Sport  

PBMI Bekukan Pengprov Muaythai Aceh, Rayuan Sukma Sebagai Plt Ketua

Drs H.T. Rayuan Sukma, Plt Ketua Pengprov Muaythai Aceh. | © Hak cipta foto diatas dikembalikan sepenuhnya kepada pemilik foto

DONYAPOST, Banda Aceh — Pengurus Besar Muaythai Indonesia (PBMI) mengambil langkah tegas dengan membekukan Pengurus Provinsi (Pengprov) Muaythai Aceh menyusul dinamika organisasi yang berkembang di tingkat nasional.

Bersamaan dengan keputusan tersebut, Wakil Ketua Umum I KONI Aceh, Drs H.T. Rayuan Sukma, ditunjuk sebagai Pelaksana Tugas (Plt) Ketua Pengprov Muaythai Aceh.

Keputusan itu tertuang dalam surat resmi PBMI yang ditandatangani Ketua Umum La Nyalla Mahmud Mattalitti, sebagai respons atas mosi tidak percaya yang diajukan 30 Pengprov Muaythai se-Indonesia, termasuk Aceh, terhadap kepemimpinannya.

Selain menunjuk Rayuan Sukma sebagai Plt Ketua, PBMI juga menetapkan susunan pengurus sementara. Tarmizi ditunjuk sebagai wakil ketua, Dr Mansur sebagai sekretaris, dan Maisarah sebagai bendahara.

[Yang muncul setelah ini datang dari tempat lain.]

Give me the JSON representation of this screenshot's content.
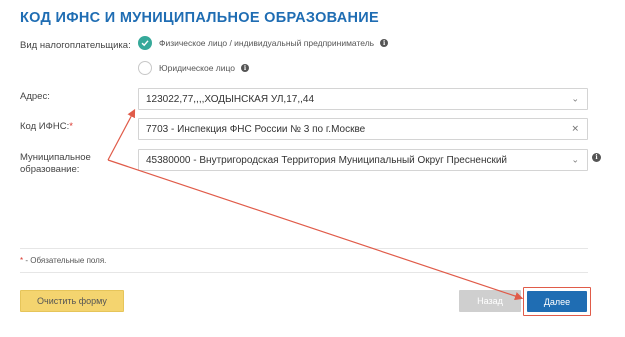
{
  "title": "КОД ИФНС И МУНИЦИПАЛЬНОЕ ОБРАЗОВАНИЕ",
  "taxpayer": {
    "label": "Вид налогоплательщика:",
    "options": [
      {
        "label": "Физическое лицо / индивидуальный предприниматель",
        "checked": true
      },
      {
        "label": "Юридическое лицо",
        "checked": false
      }
    ]
  },
  "address": {
    "label": "Адрес:",
    "value": "123022,77,,,,ХОДЫНСКАЯ УЛ,17,,44"
  },
  "ifns": {
    "label": "Код ИФНС:",
    "required_mark": "*",
    "value": "7703 - Инспекция ФНС России № 3 по г.Москве"
  },
  "municipal": {
    "label_line1": "Муниципальное",
    "label_line2": "образование:",
    "value": "45380000 - Внутригородская Территория Муниципальный Округ Пресненский"
  },
  "note": {
    "mark": "*",
    "text": " - Обязательные поля."
  },
  "buttons": {
    "clear": "Очистить форму",
    "back": "Назад",
    "next": "Далее"
  },
  "colors": {
    "accent": "#1f6db3",
    "check": "#36a99a",
    "clear_btn": "#f4d46f",
    "annotation": "#e05b49"
  }
}
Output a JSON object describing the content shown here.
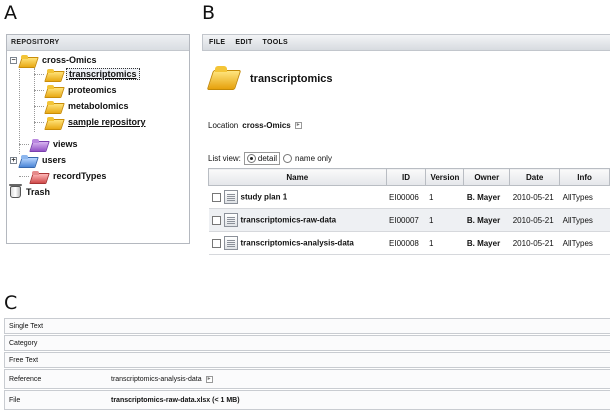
{
  "panels": {
    "a": "A",
    "b": "B",
    "c": "C"
  },
  "repository": {
    "header": "Repository",
    "tree": [
      {
        "label": "cross-Omics",
        "expander": "−"
      },
      {
        "label": "transcriptomics"
      },
      {
        "label": "proteomics"
      },
      {
        "label": "metabolomics"
      },
      {
        "label": "sample repository"
      },
      {
        "label": "views"
      },
      {
        "label": "users",
        "expander": "+"
      },
      {
        "label": "recordTypes"
      },
      {
        "label": "Trash"
      }
    ],
    "selected": "transcriptomics"
  },
  "menu": {
    "file": "File",
    "edit": "Edit",
    "tools": "Tools"
  },
  "folder": {
    "title": "transcriptomics",
    "location_label": "Location",
    "location_value": "cross-Omics",
    "list_view_label": "List view:",
    "view_detail": "detail",
    "view_name_only": "name only",
    "view_selected": "detail"
  },
  "table": {
    "columns": [
      "Name",
      "ID",
      "Version",
      "Owner",
      "Date",
      "Info"
    ],
    "rows": [
      {
        "name": "study plan 1",
        "id": "EI00006",
        "version": "1",
        "owner": "B. Mayer",
        "date": "2010-05-21",
        "info": "AllTypes"
      },
      {
        "name": "transcriptomics-raw-data",
        "id": "EI00007",
        "version": "1",
        "owner": "B. Mayer",
        "date": "2010-05-21",
        "info": "AllTypes"
      },
      {
        "name": "transcriptomics-analysis-data",
        "id": "EI00008",
        "version": "1",
        "owner": "B. Mayer",
        "date": "2010-05-21",
        "info": "AllTypes"
      }
    ]
  },
  "record": {
    "fields": [
      {
        "label": "Single Text",
        "value": ""
      },
      {
        "label": "Category",
        "value": ""
      },
      {
        "label": "Free Text",
        "value": ""
      },
      {
        "label": "Reference",
        "value": "transcriptomics-analysis-data"
      },
      {
        "label": "File",
        "value": "transcriptomics-raw-data.xlsx (< 1 MB)"
      }
    ]
  }
}
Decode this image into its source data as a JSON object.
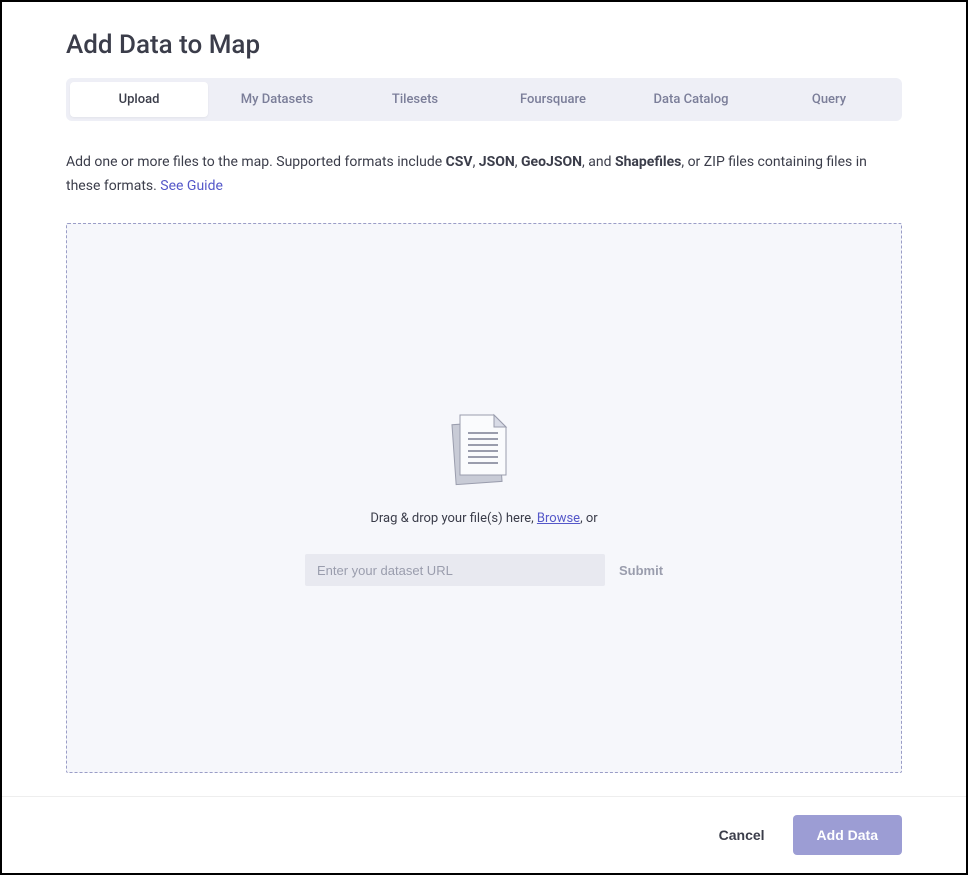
{
  "dialog": {
    "title": "Add Data to Map"
  },
  "tabs": [
    {
      "label": "Upload",
      "active": true
    },
    {
      "label": "My Datasets",
      "active": false
    },
    {
      "label": "Tilesets",
      "active": false
    },
    {
      "label": "Foursquare",
      "active": false
    },
    {
      "label": "Data Catalog",
      "active": false
    },
    {
      "label": "Query",
      "active": false
    }
  ],
  "description": {
    "prefix": "Add one or more files to the map. Supported formats include ",
    "fmt1": "CSV",
    "sep1": ", ",
    "fmt2": "JSON",
    "sep2": ", ",
    "fmt3": "GeoJSON",
    "sep3": ", and ",
    "fmt4": "Shapefiles",
    "suffix": ", or ZIP files containing files in these formats. ",
    "guide_link": "See Guide"
  },
  "dropzone": {
    "drag_text_prefix": "Drag & drop your file(s) here, ",
    "browse": "Browse",
    "drag_text_suffix": ", or",
    "url_placeholder": "Enter your dataset URL",
    "submit_label": "Submit"
  },
  "footer": {
    "cancel": "Cancel",
    "add": "Add Data"
  }
}
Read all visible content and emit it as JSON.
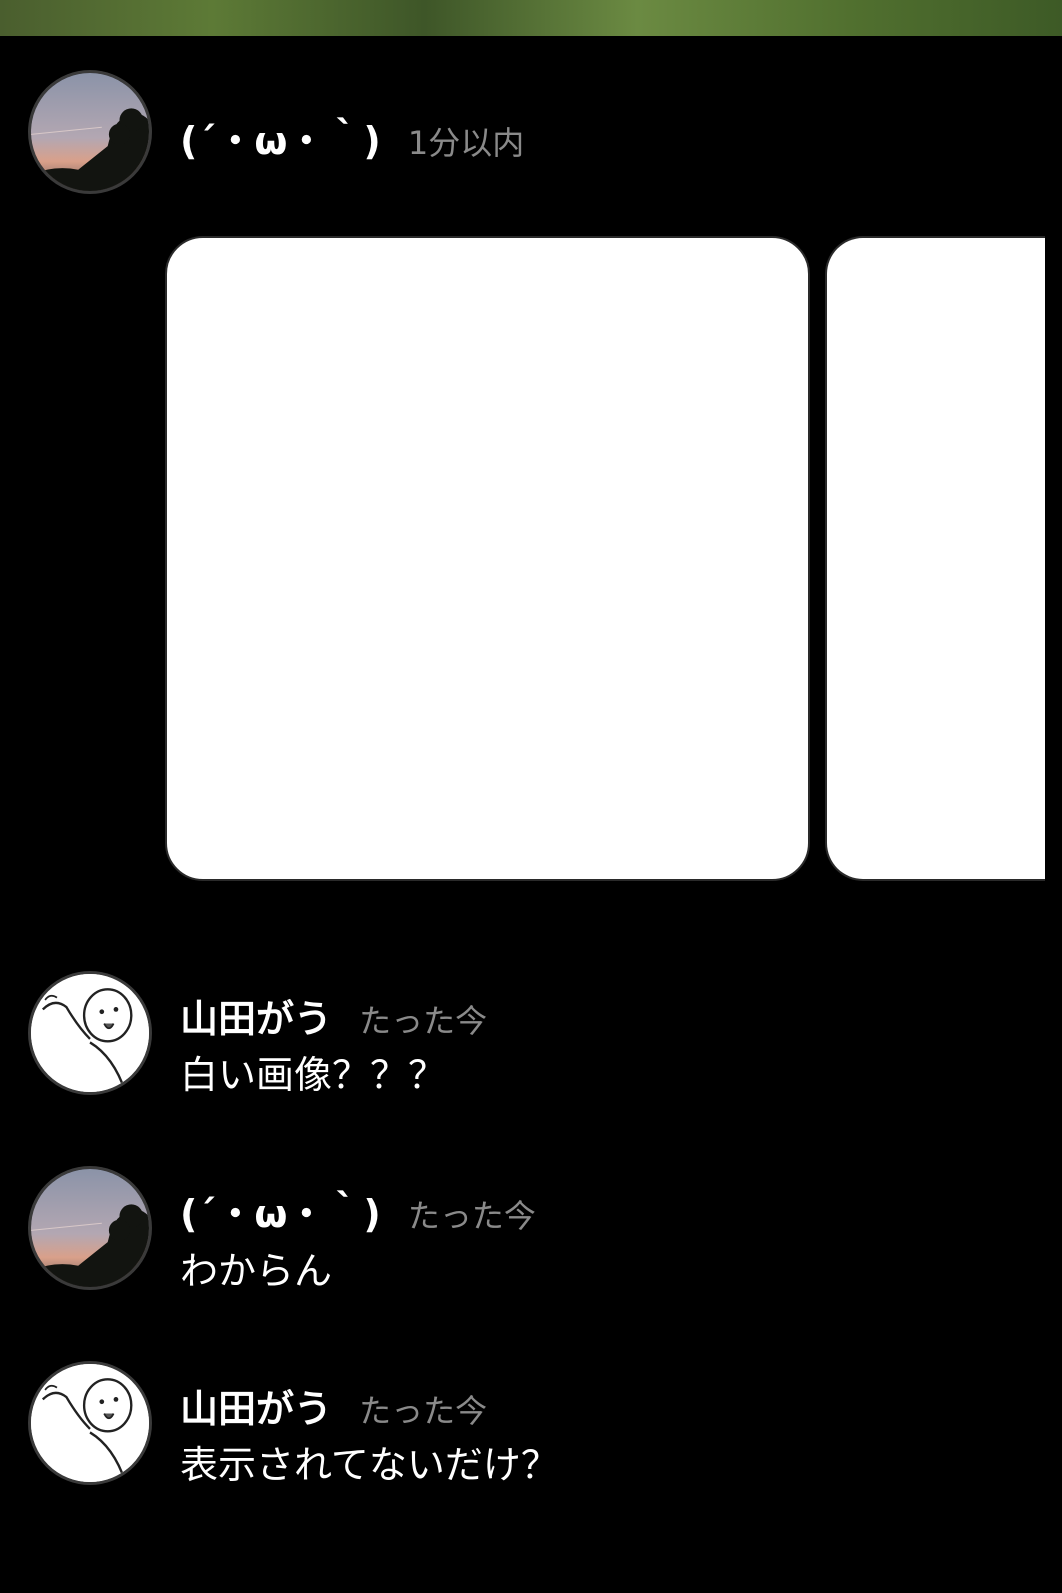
{
  "posts": [
    {
      "username": "(´・ω・｀)",
      "timestamp": "1分以内",
      "avatar_icon": "sunset-tree-avatar-icon",
      "attachments": [
        "white-image",
        "white-image"
      ]
    }
  ],
  "messages": [
    {
      "username": "山田がう",
      "timestamp": "たった今",
      "text": "白い画像？？？",
      "avatar_icon": "cartoon-character-avatar-icon"
    },
    {
      "username": "(´・ω・｀)",
      "timestamp": "たった今",
      "text": "わからん",
      "avatar_icon": "sunset-tree-avatar-icon"
    },
    {
      "username": "山田がう",
      "timestamp": "たった今",
      "text": "表示されてないだけ？",
      "avatar_icon": "cartoon-character-avatar-icon"
    }
  ],
  "colors": {
    "background": "#000000",
    "timestamp": "#8a8a8a",
    "card": "#ffffff"
  }
}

Seluruh nama tersebut diketahui juga merupakan pengurus di KONI Aceh.

Rayuan Sukma saat dikonfirmasi, Senin (6/4/2026), membenarkan penunjukan dirinya sebagai Plt Ketua Pengprov Muaythai Aceh.

“Saya baru menerima mandat penunjukan itu pada Minggu (5/4/2026) kemarin,” ujar Rayuan yang juga menjabat Ketua Pengprov Persatuan Angkat Besi Seluruh Indonesia (PABSI) Aceh.

Menurut Rayuan, penunjukan tersebut berkaitan dengan posisinya sebagai Wakil Ketua Umum Bidang Organisasi KONI Aceh. Penunjukan itu juga disebut telah dikoordinasikan langsung oleh La Nyalla dengan Ketua Umum KONI Pusat, Letjen TNI (Purn) Marciano Norman.

“Saya pikir konsepnya sama dengan penunjukan Waketum Bidang Organisasi KONI Pusat menjadi Plt Ketua KONI provinsi sambil menunggu pengurus definitif,” jelasnya.

Rayuan juga mengungkapkan bahwa dirinya telah menerima undangan untuk menghadiri Rapat Kerja Nasional (Rakernas) PBMI yang dijadwalkan berlangsung pekan depan.

Sebagai pemegang mandat Plt Ketua, Rayuan menyatakan akan segera melakukan konsolidasi organisasi, membenahi manajemen kepengurusan, serta memperkuat soliditas seluruh elemen Muaythai di Aceh.

Ia juga mengimbau seluruh pengurus dan pegiat Muaythai Aceh tetap menjaga kekompakan, mengingat Aceh akan menghadapi PON Beladiri dalam waktu dekat.

“Muaythai Aceh harus tetap solid karena kita juga sedang menghadapi PON Beladiri. Aceh termasuk provinsi yang akan ikut serta,” ujarnya.

Muaythai Aceh sebelumnya mencatat prestasi pada PON Aceh-Sumut 2024 dengan meraih 3 medali emas, 1 perak, dan 3 perunggu.

Sementara itu, sumber-sumber di Jakarta menyebutkan bahwa kelompok pengusung mosi tidak percaya terhadap La Nyalla—yang masa kepengurusannya baru berakhir Oktober 2026—disebut mulai membicarakan calon pengganti jika Musyawarah Nasional Luar Biasa (Munaslub) benar-benar digelar.

Bahkan, rumor yang beredar menyebutkan calon suksesor tersebut merupakan perwira tinggi TNI aktif berpangkat bintang dua yang saat ini bertugas di salah satu kementerian dalam kabinet Presiden Prabowo Subianto. Namun hingga kini, informasi tersebut belum mendapat konfirmasi resmi dari pihak terkait.